Better known by his solo artist name, Rekcahdam (“Mad hacker” spelled backward), Richmond native and VCU computer science alum Roger Hicks, 28, has performed with Davis and is now a game programmer living in Japan. Also a session drummer for the Cartoon Network television show “Steven Universe,” Hicks will be a featured chiptune performer at the 14th annual MagFest, which will be held this month near Washington, and is expected to draw more than 20,000 people.

“I don’t think chip artists are going to play for a bigger crowd,” says Hicks, who’s working on his own epic video game, an old-school, Nintendo-style adventure called “Band Saga,” in which game levels, enemies and items are generated by music that the player composes in-game.
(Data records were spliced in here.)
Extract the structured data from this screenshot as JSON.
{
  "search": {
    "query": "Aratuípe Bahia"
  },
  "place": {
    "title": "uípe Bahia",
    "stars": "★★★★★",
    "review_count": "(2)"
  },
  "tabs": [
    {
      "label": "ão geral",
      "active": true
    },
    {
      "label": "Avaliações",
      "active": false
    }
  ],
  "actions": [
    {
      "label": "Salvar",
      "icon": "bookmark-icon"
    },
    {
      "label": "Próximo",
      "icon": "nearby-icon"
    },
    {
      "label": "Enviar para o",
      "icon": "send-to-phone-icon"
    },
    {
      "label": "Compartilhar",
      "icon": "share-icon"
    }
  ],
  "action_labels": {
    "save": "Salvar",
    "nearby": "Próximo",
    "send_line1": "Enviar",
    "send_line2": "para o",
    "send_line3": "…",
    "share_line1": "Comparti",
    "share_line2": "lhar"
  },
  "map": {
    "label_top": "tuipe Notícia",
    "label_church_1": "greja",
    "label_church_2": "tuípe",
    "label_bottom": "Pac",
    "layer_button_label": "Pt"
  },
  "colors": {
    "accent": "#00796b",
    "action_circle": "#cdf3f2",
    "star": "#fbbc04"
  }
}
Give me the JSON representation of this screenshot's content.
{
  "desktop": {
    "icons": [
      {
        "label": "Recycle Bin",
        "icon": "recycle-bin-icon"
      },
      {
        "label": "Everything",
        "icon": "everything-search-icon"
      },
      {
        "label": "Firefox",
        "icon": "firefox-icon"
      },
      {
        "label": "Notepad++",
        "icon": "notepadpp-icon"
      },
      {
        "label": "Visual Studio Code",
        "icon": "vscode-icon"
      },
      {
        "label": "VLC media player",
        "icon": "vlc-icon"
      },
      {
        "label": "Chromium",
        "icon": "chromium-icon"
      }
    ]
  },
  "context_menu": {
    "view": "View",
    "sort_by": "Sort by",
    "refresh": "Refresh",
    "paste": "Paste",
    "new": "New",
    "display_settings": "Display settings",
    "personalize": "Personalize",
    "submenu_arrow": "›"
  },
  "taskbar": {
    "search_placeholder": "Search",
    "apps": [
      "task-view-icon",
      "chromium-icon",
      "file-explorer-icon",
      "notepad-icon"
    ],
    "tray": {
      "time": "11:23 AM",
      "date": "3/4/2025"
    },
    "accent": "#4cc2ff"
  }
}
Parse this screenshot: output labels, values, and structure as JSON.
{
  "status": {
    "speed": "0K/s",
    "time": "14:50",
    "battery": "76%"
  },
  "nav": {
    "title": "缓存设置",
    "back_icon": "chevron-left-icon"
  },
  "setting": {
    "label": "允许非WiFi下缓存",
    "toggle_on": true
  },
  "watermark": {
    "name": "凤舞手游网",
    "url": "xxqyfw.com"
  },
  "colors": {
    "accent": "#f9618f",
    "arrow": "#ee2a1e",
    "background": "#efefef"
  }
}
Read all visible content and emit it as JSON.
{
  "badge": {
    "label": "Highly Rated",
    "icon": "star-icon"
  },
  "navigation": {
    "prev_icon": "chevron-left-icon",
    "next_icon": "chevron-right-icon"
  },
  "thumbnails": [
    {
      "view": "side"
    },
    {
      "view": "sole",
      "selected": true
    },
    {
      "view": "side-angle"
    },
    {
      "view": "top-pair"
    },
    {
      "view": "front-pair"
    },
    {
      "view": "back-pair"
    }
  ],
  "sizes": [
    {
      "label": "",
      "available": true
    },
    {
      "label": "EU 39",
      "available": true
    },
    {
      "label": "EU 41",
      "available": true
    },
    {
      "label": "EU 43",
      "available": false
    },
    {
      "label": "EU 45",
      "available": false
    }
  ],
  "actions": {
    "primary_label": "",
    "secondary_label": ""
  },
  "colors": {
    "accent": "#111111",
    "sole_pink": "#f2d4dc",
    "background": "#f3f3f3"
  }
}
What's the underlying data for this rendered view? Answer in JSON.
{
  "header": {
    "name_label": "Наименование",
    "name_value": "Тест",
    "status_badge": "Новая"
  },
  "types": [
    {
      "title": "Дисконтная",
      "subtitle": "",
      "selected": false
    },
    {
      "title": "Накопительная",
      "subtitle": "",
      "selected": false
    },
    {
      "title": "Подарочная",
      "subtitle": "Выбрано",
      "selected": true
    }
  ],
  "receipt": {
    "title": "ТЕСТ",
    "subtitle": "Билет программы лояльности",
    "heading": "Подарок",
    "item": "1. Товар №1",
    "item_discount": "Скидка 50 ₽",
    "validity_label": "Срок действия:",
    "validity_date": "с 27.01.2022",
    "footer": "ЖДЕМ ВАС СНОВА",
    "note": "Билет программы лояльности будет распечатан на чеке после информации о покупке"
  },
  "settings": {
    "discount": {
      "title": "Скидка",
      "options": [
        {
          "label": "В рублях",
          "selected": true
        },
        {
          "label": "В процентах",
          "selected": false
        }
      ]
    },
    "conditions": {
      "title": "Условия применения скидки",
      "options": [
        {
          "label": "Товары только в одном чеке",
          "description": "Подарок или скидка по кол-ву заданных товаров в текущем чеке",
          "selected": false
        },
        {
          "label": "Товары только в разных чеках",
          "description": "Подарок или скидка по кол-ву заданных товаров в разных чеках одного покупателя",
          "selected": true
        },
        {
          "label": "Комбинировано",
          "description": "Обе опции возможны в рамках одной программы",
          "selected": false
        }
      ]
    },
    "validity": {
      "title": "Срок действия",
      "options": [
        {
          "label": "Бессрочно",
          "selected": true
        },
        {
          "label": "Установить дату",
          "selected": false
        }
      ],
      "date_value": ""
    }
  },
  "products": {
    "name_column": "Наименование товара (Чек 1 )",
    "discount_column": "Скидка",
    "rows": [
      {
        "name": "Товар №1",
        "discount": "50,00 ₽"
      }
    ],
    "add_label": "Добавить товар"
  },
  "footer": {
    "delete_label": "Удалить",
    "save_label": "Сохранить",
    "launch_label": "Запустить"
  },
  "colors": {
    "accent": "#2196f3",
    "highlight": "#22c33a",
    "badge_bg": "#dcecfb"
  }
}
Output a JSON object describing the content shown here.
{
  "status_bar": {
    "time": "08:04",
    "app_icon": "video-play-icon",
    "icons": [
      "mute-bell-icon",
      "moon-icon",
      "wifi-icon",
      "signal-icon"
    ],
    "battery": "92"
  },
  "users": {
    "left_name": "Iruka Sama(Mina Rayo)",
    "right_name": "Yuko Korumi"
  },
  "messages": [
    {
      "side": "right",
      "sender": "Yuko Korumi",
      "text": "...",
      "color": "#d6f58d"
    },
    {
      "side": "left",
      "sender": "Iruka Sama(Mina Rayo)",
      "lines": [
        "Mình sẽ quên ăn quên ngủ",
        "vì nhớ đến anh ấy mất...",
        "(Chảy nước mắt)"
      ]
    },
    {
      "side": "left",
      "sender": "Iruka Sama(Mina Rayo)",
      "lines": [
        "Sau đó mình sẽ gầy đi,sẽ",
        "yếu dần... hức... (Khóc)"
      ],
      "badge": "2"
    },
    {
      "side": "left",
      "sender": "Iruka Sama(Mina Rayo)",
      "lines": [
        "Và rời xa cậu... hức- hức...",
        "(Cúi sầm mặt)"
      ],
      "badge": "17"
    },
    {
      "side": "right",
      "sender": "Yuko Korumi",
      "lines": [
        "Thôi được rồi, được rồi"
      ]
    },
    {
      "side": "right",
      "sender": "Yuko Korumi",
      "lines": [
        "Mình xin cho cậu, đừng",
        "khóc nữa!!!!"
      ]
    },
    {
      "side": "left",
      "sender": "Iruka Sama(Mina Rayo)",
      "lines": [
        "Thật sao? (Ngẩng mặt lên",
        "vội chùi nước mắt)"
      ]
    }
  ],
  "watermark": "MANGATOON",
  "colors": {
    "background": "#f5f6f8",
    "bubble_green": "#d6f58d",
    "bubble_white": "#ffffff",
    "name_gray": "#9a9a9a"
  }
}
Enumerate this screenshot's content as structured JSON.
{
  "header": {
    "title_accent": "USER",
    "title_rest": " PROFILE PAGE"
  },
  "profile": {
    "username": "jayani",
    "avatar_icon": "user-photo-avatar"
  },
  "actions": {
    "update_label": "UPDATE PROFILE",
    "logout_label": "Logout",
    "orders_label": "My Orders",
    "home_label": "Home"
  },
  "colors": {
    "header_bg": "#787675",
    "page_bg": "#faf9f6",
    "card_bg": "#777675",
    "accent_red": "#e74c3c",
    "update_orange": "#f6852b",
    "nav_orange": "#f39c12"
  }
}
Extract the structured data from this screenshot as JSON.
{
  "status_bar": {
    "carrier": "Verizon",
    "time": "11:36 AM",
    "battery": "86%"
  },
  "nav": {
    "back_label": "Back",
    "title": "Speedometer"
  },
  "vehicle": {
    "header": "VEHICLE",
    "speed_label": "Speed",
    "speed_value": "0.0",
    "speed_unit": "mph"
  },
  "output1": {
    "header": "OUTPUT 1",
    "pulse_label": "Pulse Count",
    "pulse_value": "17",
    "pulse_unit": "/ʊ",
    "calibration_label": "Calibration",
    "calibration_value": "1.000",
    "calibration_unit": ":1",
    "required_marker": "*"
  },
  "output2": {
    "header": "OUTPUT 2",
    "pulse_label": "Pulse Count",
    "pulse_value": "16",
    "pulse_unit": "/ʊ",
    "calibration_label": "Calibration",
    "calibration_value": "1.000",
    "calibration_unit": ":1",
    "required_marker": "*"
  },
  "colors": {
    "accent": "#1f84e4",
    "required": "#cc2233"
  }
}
Chiptune “is a great way to connect with the past and also express my creative side,” says Alan Brymer, 36, a business consultant who posts mash-ups of old video-game music and vintage hip-hop and rap songs under the moniker 8-Bit Mullet. A Fredericksburg native, he recently moved back to Richmond from the San Francisco area, where he was involved in the chiptune scene. “I think it attracts a more geeky type of person,” he says. But, he adds, laughing, “We can totally pass for normal.”

Rekcahdam plays MagFest on Feb. 18 at 7 p.m. MagFest will be held Feb. 18-21 at the Gaylord National Hotel in National Harbor, Maryland. Tickets are $75. magfest.org.